Erma, you know how we all love your Fried Sweet Banana Peppers, and you know that some people fix the hot banana peppers the same way?

I know that you have made Corn Relish many times in the past, and probably have several jars sitting right now in your canning closet. It just so happened that we had used up all that I put up last summer, and I haven’t had time to make another batch yet.

Then we went to a picnic last weekend at Sawyer Park and Effie Nelson brought an Easy Corn Relish. Effie’s idea of easy isn’t necessarily anyone else’s idea of easy, but when she gave out the recipe, I realized that this really is Easy.

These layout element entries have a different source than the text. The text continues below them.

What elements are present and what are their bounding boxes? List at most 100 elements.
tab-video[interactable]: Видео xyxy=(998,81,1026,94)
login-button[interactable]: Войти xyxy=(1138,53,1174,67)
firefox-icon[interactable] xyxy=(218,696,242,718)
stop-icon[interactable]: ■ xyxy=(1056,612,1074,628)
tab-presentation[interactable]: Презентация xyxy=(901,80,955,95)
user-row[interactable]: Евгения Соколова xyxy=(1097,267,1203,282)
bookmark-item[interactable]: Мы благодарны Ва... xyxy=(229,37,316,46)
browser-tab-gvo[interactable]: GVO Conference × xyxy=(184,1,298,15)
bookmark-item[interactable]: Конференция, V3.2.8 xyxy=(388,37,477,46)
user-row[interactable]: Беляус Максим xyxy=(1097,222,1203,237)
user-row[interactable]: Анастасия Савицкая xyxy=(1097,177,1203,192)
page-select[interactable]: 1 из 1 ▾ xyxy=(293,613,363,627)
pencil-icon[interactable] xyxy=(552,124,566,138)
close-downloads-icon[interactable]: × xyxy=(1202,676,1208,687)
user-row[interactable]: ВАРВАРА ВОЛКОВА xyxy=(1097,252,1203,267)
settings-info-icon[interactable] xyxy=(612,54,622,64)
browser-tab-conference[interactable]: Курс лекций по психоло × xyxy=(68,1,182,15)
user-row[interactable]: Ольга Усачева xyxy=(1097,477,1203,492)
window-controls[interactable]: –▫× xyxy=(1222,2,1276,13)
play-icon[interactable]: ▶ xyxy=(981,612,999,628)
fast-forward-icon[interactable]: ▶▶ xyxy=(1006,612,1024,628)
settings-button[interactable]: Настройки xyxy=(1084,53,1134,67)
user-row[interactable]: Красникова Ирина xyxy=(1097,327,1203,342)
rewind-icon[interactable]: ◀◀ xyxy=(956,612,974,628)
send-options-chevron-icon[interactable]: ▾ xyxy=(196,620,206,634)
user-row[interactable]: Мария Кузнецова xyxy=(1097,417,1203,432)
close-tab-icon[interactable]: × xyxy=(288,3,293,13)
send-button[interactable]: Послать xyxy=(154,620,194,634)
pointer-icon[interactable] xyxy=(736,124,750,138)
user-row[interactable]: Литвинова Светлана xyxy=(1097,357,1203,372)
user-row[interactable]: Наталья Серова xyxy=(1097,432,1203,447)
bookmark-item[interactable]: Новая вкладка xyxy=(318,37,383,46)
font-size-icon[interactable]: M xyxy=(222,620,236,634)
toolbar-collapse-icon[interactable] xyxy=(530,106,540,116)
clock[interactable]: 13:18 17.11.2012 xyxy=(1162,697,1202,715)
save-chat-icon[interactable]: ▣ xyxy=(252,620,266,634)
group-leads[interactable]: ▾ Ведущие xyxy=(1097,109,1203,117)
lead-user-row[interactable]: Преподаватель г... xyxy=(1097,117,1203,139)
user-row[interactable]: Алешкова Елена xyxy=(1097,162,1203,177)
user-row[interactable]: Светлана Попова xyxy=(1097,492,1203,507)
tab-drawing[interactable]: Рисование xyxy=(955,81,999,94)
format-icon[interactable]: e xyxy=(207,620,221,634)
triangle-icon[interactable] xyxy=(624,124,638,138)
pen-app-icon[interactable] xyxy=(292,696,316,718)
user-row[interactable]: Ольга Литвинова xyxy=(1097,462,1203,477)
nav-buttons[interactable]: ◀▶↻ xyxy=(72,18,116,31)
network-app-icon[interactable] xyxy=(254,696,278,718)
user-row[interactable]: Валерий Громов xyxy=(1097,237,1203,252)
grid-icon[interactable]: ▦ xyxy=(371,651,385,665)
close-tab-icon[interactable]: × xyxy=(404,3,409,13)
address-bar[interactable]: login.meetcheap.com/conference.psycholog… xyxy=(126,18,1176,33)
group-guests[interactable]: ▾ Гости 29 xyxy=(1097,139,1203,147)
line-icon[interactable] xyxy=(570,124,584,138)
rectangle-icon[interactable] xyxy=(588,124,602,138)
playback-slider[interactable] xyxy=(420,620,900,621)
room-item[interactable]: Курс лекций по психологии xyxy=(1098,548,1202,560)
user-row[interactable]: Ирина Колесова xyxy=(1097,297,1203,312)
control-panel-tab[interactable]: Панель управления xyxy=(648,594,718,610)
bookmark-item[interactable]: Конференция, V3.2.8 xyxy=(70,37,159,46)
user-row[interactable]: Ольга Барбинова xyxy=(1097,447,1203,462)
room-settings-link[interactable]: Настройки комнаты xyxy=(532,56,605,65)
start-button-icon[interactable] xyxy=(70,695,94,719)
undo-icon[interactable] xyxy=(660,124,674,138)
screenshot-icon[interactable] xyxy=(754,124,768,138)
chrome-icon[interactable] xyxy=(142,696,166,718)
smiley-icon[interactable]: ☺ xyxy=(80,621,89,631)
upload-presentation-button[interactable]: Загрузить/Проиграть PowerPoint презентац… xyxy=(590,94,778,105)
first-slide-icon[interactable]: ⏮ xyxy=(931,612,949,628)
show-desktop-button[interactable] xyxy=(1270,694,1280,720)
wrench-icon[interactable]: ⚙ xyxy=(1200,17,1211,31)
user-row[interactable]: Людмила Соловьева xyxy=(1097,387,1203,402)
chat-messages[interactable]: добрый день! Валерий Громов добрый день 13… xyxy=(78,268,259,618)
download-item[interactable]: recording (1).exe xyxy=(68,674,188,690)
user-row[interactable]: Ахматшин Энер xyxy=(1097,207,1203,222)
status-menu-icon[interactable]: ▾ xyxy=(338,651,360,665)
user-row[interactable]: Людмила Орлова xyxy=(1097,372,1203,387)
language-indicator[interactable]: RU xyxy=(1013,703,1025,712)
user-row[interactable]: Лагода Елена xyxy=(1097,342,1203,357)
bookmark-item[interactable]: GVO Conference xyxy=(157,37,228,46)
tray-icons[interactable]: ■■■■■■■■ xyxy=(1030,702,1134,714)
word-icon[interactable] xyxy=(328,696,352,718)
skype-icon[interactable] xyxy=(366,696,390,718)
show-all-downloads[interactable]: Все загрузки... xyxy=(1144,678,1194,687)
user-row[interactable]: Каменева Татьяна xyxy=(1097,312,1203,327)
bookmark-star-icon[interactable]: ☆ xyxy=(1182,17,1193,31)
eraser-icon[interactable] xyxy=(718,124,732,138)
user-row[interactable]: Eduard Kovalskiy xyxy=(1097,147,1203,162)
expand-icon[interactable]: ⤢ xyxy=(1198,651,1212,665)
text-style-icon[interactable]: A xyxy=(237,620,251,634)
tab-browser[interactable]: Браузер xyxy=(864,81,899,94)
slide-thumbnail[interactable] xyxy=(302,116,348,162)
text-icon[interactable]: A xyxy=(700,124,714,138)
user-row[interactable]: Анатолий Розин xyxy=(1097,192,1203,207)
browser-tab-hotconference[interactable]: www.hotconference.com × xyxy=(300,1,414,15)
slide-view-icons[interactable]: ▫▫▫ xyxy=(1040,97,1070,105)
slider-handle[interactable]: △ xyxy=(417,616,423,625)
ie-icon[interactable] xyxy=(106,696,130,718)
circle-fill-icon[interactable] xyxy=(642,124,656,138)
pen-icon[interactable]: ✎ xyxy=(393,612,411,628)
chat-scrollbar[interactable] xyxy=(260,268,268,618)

Actually, it is more of a salad than a true relish which is how Effie served it. I guess the Corn Relish name comes from her Pennsylvania Dutch background. They were traditionally so big on every meal having 7 sweets and sours. At least Effie always puts several dishes of pickles and relishes on the table at every meal.

Easy Corn Relish:

1 (1 lb) can whole kernel corn, drained
1 cup chopped celery
½ cup sweet pickle relish
¼ cup chopped green peppers
¼ cup chopped red peppers
2 tablespoons chopped onion
½ cup French dressing
Salt to taste

Mix all together and chill several hours in the refrigerator. Stir occasionally. Make about 4 cups relish. Very popular at Iowa cookouts.